Übergabe eines Spendenschecks an ASBÖ St. Pölten

St. Pölten (OTS) - "Wir wissen, es ist ein Tropfen auf den heißen Stein. Trotzdem wollen wir hiermit den vielen Freiwilligen, die für die Menschen in St. Pölten, in ihrer Freizeit, Gutes tun danke sagen", erklärt Anton M. Feilinger, Landessekretär der Jungen Generation NÖ, bei der Übergabe eines Spendenschecks an den ASBÖ St. Pölten. Stellvertretend für die jüngste Kandidatin auf der Landesliste der SPÖ und Landes-Vorsitzende der JG NÖ, Katharina Kucharowits, übergab er 200 Euro an Spendeneinnahmen aus dem Weihnachtsmarkt der Jungen Generation im Hammerpark. Als kleines Dankeschön übergab der der Obmann des ASBÖ St. Pölten, Wolfgang Daxböck, noch 2 Ehrenkarten für den ASBÖ St. Pölten-Ball (8.3.) an die engagierten Jungpolitiker.

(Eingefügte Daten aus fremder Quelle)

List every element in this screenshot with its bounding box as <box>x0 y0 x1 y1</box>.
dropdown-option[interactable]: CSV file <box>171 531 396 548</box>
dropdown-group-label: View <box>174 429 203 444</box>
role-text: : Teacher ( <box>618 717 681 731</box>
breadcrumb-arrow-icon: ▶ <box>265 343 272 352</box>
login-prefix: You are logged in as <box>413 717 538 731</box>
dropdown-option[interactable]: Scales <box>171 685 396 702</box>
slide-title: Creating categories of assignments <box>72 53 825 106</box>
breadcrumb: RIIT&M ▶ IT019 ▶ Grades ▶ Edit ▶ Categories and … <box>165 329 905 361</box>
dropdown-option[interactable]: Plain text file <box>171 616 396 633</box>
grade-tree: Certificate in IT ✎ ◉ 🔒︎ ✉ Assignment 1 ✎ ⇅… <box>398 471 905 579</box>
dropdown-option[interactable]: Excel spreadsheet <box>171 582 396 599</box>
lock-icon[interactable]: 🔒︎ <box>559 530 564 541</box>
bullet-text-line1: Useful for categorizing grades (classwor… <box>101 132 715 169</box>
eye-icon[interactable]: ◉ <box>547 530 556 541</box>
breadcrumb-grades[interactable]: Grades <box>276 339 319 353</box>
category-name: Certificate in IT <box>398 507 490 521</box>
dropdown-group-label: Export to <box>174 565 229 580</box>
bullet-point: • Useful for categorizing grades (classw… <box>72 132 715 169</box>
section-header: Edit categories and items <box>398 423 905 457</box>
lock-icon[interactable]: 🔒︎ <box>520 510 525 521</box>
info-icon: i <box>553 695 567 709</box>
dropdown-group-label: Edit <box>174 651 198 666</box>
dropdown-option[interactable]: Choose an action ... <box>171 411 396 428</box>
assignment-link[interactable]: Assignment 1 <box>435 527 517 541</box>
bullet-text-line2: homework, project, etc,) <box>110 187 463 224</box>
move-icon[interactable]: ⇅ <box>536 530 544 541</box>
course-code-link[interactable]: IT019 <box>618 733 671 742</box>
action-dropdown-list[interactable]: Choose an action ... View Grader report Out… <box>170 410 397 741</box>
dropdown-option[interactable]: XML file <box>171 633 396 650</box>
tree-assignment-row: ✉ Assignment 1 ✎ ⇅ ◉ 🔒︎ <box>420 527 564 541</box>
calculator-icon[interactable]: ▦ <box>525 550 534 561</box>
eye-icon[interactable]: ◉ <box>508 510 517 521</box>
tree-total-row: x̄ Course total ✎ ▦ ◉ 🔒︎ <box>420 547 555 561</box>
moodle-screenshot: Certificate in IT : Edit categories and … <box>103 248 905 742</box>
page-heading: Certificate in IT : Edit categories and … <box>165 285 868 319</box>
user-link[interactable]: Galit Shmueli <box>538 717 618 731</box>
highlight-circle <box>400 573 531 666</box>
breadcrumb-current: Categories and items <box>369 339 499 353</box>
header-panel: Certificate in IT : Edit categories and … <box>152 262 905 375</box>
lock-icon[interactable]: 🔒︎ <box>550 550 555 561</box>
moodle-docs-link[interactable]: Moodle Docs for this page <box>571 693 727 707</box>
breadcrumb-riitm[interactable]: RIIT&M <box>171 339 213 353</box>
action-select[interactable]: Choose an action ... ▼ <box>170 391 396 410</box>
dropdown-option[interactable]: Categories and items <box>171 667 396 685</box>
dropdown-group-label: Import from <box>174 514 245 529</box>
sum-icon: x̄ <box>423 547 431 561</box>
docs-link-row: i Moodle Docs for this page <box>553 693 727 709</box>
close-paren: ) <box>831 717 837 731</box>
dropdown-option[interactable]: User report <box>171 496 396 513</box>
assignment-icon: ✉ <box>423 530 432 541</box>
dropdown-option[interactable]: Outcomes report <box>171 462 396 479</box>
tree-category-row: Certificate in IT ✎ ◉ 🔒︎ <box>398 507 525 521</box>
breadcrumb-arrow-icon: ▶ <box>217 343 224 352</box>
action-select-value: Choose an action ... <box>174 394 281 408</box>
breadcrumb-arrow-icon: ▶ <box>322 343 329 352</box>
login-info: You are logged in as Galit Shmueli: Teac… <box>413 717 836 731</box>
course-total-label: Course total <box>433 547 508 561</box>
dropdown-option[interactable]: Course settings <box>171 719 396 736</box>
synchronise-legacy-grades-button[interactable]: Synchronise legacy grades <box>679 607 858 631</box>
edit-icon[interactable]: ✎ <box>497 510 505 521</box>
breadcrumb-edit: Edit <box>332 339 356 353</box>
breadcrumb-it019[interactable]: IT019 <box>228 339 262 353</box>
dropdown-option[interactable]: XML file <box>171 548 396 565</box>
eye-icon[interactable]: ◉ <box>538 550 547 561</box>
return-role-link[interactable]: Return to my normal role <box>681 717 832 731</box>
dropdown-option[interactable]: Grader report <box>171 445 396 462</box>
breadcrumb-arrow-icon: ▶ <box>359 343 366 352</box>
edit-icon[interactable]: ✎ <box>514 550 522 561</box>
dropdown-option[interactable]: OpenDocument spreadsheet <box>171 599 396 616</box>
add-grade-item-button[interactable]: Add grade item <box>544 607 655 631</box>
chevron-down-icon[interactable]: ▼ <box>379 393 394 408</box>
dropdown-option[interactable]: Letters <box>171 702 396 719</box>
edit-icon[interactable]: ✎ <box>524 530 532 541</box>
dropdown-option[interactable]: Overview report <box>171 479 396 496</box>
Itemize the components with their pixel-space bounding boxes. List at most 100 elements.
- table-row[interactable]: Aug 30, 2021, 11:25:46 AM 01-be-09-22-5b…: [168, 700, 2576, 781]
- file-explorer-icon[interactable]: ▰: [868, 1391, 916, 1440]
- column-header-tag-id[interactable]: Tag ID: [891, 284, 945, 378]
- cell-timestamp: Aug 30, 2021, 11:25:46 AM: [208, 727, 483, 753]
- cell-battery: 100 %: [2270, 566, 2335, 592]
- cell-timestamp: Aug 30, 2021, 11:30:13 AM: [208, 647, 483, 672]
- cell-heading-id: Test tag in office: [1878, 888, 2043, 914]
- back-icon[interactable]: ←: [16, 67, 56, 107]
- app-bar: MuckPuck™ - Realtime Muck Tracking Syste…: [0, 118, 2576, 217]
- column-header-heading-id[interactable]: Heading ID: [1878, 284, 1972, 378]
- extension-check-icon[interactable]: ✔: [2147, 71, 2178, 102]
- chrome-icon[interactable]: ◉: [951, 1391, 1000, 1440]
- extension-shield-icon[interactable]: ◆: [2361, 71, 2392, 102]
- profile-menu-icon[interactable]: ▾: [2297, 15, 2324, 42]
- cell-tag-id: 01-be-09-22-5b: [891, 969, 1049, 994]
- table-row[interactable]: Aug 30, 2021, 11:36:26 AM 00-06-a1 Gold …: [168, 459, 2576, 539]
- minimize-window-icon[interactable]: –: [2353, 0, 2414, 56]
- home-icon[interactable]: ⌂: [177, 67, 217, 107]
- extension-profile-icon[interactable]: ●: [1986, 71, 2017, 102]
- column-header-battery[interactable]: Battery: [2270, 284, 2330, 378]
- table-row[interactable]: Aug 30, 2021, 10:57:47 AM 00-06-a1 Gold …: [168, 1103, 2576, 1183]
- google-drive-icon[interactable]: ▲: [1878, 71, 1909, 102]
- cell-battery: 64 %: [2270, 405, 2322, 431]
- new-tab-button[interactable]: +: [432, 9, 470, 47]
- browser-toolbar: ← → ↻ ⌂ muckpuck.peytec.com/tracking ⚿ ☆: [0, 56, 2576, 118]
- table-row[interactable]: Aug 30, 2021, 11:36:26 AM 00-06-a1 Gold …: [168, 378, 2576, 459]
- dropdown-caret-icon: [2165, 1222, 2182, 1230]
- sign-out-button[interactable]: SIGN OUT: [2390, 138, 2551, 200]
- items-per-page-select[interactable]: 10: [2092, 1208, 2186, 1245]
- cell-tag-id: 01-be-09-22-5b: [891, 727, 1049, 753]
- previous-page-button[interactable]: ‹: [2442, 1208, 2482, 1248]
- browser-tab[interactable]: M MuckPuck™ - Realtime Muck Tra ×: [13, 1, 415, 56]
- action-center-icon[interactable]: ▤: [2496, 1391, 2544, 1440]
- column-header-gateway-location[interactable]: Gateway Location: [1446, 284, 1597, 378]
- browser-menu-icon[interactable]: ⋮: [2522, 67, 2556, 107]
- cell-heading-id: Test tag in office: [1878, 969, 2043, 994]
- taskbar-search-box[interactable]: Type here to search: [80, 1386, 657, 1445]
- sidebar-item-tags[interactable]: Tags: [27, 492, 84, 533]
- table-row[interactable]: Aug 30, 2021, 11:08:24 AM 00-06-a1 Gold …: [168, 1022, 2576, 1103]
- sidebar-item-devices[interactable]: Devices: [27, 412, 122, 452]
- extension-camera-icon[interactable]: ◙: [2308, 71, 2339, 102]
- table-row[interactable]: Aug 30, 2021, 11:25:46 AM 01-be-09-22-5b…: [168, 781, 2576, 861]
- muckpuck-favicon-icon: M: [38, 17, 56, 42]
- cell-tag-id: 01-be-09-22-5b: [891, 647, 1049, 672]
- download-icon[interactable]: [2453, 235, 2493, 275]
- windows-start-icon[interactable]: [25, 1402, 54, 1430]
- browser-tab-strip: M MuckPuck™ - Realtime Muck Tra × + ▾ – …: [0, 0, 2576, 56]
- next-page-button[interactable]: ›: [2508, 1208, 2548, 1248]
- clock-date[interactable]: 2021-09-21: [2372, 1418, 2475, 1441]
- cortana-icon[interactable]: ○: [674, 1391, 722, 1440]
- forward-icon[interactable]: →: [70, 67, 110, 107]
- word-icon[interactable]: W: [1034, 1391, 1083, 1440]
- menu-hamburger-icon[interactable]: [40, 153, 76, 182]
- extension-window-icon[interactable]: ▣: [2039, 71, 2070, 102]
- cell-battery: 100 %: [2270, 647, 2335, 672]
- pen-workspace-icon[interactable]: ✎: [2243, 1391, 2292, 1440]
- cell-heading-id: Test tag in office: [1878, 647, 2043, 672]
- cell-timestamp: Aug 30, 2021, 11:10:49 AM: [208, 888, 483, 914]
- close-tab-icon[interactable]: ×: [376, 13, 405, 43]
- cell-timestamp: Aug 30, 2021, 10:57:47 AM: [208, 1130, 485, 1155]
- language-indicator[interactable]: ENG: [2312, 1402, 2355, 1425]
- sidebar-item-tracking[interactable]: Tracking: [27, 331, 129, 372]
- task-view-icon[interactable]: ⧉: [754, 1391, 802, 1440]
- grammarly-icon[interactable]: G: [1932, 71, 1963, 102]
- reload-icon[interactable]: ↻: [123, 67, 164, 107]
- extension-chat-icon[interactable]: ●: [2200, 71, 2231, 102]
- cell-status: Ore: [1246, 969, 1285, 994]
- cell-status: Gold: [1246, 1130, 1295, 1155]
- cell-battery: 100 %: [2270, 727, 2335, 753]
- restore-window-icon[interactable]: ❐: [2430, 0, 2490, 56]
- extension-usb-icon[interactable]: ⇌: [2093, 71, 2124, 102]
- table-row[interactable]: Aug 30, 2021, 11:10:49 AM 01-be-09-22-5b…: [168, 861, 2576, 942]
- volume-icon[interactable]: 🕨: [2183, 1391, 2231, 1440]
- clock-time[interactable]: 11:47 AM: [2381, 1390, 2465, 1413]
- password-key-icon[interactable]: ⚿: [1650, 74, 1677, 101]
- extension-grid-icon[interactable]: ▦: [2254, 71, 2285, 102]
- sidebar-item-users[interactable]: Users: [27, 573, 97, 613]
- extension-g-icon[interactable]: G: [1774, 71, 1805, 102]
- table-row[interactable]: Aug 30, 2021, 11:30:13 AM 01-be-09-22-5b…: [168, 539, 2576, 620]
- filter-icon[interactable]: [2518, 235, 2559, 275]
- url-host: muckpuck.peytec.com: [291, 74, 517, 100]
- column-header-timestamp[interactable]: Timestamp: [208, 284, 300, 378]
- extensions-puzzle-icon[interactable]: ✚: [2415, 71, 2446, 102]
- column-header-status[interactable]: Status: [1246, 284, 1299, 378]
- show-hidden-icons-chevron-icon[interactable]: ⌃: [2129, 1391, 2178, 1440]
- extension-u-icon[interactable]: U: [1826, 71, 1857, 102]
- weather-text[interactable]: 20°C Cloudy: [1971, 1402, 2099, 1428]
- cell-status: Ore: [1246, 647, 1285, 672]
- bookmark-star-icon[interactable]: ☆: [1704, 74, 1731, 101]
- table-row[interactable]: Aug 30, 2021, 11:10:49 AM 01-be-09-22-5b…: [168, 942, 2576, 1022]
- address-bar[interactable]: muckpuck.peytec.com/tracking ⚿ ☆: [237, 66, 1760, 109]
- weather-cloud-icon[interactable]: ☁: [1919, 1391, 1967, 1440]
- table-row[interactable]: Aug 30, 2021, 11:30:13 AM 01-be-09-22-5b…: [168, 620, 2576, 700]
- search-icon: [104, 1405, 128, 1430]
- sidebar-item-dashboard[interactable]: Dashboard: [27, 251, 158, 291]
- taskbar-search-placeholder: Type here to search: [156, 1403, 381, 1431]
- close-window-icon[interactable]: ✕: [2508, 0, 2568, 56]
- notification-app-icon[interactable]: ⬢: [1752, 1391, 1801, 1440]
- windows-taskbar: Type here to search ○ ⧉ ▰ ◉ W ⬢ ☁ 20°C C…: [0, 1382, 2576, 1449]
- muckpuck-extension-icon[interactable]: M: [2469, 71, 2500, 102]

Im Zuge der Spendenübergabe fordern die beiden Jugendvertreter Landesrat Sobotka auf, speziell im Rettungswesen, die Dienststellen zu entlasten. Es wäre wohl positiv, der landeseigenen Notrufzentrale "144 Notruf NÖ" ausreichend Mittel zur Verfügung zu stellen. "Noch wichtiger ist es allerdings, Förderungen direkt den Dienststellen zuteil werden zu lassen und die Zahlungen dieser an das System '144-Notruf NÖ' merklich zu reduzieren", erklären Kucharowits und Feilinger unisono.

"Die ehrenamtlichen Hilfsorganisationen mit ihren vielen ehrenamtlichen MitarbeiterInnen bilden das Herz einer modernen Zivilgesellschaft bilden. Und hier sind Rentabilitätsstatistiken in einem Bereich, in dem es um Menschenleben geht, nicht angebracht. Die Rettungsstellen im Nahbereich der Bevölkerung müssen finanziell und strukturell gefördert und aufrecht erhalten werden."